In questa sentenza è solito a tuonare nella retrobottega dello speziale il cavaliere Cristoforo Verbena, professore di ginnasio giubilato, il piú grande inzuppatore che si conosca nel villaggio di Paperaglia, come quegli che non potendo piú insegnare umanità agli scolaretti si sfoga spietatamente a dar lezioni ogni giorno alla serva, allo spaccalegna, al medico, al curato, insomma a
tutti i cattivelli che cascano sotto la sua eloquenza.
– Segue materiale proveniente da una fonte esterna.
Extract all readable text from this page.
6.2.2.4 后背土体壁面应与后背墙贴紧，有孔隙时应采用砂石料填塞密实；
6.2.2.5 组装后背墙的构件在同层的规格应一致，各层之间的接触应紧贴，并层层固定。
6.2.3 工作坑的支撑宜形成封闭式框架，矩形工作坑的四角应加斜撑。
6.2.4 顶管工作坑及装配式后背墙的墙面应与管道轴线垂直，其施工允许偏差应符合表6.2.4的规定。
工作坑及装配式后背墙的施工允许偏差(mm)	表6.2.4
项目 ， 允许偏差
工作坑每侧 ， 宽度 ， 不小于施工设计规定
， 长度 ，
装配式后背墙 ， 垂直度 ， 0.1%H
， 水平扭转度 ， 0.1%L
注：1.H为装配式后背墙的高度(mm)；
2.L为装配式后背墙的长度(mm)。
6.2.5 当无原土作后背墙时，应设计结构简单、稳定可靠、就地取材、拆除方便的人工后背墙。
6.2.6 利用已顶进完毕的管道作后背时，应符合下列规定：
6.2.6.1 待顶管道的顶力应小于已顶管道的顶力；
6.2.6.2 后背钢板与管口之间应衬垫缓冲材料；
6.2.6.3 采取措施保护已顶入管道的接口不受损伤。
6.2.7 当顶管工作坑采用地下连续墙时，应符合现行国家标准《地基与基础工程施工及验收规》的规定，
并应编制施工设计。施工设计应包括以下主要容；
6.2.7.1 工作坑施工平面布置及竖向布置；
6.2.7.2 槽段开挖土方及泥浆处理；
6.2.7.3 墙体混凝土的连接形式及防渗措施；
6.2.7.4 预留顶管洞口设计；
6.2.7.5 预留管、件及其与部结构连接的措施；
Egli ha riempito un intero canterano di scartafacci scombiccherati da lui e che contengono diverse opere eruditissime e profondissime, fra cui I Paradossi Perpetui, una Maccheronea Classica, e poi un lavoro importantissimo sul Latino di Sacristia. Intorno a questi zibaldoni da qualche tempo i topi hanno posto un assedio regolare per giunger a leggerli, e non ci sono ancora riusciti, perché il professore li sbaraglia periodicamente sprangando quattro calci al giorno contro il cassettone.
Il Professore non ha fatto stampare mai un rigo di suo per quel miscuglio di orgoglio e di viltà che ingombra l'animo di coloro, i quali non hanno peranco rotto il ghiaccio con il pubblico. E sí che gli batte il cuore ben forte, quando vede comparire il suo nome a caratteri di Guttemberg sulla fascia di una gazzetta o nella lista dei giurati. Egli ha fiducia che lo stamperanno e lo loderanno i posteri. Pover a lui! I posteri sotto le forme di nipoti o di cancellieri di pretura nel compilare l'inventario di una eredità abbruciano le scritture letterarie o filosofiche come carte di niun valore e conservano soltanto gli istrumenti notarili e i contratti di locazione debitamente bollati e registrati.
Tornando all'aforisma del professore Cristoforo Verbena, ecco il fatterello, con cui egli lo ha chiosato e autenticato nel suo libro dei Paradossi perpetui, che mi lasciò scartabellare.

* * *

In una borgata delle Langhe, dove andò a marito una delle molte serve del Professore, c'è una via, che il Sindaco conte Simonella intitolò a se stesso, sicuro di immortalarsi facendosi scarabocchiare in nero di fumo sui canti; ed in questa via ci sono due case vicine senza intercapedini, epperciò formano una casa sola, detta la Casa Lunga, la quale presenta il fianco alla strada e volta la faccia e l'aja al sole di mezzogiorno.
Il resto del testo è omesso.